Their future job and role in the neighborhood is decided from birth. The word destiny cannot describe it in full. In an age where the environment and values are changing at a dizzying rate, is it right for only Buddhism to continue as it has in the past? Head Priest Kobayashi, who has chanted sutras near the temple since his childhood, has piled up experiences of living with other people and come across many different ways of life, knows the distance between society and Buddhism.

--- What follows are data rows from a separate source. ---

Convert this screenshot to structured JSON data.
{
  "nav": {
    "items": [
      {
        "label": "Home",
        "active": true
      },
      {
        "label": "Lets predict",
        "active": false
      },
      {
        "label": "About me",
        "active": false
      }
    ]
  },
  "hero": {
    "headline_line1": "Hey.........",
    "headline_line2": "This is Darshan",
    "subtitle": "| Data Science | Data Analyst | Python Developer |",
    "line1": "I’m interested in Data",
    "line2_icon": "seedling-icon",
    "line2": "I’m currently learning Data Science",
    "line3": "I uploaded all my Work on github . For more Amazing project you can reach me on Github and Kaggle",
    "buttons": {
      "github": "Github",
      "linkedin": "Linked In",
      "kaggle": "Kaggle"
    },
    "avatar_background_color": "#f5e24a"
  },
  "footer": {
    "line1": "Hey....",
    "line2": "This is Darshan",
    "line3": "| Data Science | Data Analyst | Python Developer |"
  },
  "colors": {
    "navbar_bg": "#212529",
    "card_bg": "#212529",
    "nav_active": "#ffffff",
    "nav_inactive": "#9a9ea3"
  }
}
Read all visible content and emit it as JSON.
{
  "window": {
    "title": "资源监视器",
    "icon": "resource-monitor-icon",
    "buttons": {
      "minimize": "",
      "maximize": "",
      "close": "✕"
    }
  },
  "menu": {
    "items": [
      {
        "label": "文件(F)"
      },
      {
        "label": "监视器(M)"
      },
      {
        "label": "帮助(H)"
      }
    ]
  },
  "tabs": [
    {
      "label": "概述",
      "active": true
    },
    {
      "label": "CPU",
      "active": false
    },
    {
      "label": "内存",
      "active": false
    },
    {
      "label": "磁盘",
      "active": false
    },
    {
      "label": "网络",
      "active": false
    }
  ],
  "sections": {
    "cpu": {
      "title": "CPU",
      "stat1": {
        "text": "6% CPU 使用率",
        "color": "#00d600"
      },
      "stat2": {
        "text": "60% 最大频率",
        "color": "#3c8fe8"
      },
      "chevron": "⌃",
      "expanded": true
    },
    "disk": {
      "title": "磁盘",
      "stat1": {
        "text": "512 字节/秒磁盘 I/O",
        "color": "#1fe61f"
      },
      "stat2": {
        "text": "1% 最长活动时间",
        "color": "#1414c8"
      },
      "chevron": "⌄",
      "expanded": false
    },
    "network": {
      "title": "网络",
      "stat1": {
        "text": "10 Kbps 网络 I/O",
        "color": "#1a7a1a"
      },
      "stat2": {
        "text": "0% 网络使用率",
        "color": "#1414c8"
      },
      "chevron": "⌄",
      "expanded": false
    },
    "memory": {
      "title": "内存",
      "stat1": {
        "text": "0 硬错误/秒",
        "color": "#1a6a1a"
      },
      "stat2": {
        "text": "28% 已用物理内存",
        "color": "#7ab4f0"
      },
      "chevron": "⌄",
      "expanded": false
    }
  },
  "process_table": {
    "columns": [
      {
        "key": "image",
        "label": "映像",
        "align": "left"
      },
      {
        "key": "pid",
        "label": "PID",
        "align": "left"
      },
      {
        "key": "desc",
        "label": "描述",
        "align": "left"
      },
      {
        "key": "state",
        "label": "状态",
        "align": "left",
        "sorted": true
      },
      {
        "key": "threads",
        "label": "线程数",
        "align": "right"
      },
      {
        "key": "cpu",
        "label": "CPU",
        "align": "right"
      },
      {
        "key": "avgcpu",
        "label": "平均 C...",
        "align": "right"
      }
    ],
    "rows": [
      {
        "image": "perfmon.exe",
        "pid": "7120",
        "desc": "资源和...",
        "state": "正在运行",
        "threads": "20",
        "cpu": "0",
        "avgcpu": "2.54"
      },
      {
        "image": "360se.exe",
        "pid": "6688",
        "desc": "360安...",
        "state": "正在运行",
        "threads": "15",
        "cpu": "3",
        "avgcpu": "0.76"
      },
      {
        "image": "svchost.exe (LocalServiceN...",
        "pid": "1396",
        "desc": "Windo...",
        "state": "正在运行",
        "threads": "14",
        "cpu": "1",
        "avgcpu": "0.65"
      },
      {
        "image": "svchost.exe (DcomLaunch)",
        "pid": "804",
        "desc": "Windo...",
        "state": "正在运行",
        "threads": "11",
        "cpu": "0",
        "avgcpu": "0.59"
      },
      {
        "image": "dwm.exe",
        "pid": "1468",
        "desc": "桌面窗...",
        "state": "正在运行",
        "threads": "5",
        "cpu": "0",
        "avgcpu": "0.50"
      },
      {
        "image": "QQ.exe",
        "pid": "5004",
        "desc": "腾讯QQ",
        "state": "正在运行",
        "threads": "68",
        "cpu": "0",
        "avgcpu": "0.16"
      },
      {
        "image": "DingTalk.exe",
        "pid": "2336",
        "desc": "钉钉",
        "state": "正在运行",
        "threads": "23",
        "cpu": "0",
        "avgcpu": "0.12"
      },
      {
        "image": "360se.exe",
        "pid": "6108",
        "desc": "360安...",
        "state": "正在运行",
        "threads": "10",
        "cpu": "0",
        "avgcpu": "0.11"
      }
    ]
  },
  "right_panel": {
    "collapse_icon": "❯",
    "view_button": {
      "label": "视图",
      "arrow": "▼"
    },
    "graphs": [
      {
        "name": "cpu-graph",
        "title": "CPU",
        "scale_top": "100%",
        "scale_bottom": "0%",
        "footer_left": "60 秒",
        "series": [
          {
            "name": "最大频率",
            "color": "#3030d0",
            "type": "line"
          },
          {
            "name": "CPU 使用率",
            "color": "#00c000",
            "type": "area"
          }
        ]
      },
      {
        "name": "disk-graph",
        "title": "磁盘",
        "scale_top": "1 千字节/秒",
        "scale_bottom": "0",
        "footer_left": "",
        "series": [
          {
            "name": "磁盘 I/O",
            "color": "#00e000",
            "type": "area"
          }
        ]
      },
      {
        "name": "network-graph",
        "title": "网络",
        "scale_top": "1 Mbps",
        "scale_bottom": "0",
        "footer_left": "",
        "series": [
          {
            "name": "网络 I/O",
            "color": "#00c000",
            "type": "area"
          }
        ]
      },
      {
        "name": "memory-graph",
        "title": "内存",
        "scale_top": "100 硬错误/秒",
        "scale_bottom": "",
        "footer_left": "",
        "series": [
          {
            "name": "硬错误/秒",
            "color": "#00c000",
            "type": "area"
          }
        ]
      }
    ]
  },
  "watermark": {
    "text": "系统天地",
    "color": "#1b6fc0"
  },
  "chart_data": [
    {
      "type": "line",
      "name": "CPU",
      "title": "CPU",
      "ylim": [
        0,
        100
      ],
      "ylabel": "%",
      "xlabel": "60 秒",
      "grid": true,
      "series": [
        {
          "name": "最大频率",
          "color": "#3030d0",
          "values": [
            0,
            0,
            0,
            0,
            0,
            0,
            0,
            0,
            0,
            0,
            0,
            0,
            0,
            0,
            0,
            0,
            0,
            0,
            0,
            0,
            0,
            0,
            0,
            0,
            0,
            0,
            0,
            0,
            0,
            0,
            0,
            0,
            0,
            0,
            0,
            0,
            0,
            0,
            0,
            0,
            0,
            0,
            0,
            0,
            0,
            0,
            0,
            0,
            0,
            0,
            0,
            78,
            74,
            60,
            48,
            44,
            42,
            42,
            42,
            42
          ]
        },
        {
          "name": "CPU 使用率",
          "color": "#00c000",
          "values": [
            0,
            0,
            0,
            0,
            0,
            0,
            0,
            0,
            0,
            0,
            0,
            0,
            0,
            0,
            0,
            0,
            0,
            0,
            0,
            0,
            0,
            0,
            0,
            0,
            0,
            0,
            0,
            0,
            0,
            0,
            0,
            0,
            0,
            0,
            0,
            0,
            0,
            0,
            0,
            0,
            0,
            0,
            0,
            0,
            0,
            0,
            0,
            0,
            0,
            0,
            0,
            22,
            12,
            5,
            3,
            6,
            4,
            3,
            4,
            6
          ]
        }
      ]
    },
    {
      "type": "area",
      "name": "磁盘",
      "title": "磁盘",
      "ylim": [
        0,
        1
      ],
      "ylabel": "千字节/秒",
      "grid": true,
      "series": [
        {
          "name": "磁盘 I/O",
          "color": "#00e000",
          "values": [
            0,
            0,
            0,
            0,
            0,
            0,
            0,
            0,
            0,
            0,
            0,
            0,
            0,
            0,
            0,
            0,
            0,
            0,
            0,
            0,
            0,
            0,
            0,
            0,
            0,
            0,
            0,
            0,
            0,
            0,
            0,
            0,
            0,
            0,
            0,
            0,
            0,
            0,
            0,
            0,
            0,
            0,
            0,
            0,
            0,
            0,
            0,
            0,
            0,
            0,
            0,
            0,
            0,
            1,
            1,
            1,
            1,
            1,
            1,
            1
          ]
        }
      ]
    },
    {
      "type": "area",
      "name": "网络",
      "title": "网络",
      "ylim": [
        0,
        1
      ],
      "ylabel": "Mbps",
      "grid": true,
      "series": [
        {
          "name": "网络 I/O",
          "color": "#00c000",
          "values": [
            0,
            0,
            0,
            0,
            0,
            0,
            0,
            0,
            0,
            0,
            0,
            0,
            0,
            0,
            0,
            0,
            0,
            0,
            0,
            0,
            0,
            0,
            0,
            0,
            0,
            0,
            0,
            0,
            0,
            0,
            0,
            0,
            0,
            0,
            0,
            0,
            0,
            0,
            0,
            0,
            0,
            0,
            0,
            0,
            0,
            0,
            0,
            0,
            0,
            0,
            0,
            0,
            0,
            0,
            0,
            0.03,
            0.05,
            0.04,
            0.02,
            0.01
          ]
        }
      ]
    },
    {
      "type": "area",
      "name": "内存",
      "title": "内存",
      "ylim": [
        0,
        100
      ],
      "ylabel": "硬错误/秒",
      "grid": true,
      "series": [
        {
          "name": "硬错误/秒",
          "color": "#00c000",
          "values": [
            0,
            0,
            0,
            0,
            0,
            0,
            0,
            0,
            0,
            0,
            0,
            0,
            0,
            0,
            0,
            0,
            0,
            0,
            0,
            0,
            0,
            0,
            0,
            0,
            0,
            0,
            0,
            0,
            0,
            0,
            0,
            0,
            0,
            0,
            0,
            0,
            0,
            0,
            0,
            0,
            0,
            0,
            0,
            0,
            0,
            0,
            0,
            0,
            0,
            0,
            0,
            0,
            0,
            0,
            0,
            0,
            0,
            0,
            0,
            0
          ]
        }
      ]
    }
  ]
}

His long years in Buddhism have been recognized, and in June last year at Hieizan-Enryakuji Temple in Kyoto, he was appointed the highest rank in the Tendai sect of High Priest by the top priest in the Tendai sect, Ozashu-sama. A large number of supporters, exceeding Chuo University participants, gathered for the High Priest Appointment Celebration Banquet held at Tokyo Kaikan in Marunouchi, Tokyo.

Shogen Kobayashi
Born in 1939. Graduated from Chuo University Faculty of Letters and completed his master’s degree at Taisho University Graduate School. 32nd head priest of Chomeiji Temple. Chomeiji is the Goddess of Eloquence, Music, and Art in the Sumida River Seven Deities of Good Fortune. The origins of Chomeiji come from when the third Tokugawa shogun Iemitsu was struck down with a stomachache when he was hunting with falcons. It is said that the pain subsided when Iemitsu took medicine with water from the garden well which had been prayed over by the head priest at the time, and gave the temple the title Chomeiji (Temple of Long Life). There is also a theory that this was Ieyasu Tokugawa (Source: Sumida Historic Cultural Treasure Tour). Former manager of the Hakumon Sumida Chapter and currently acting as advisor.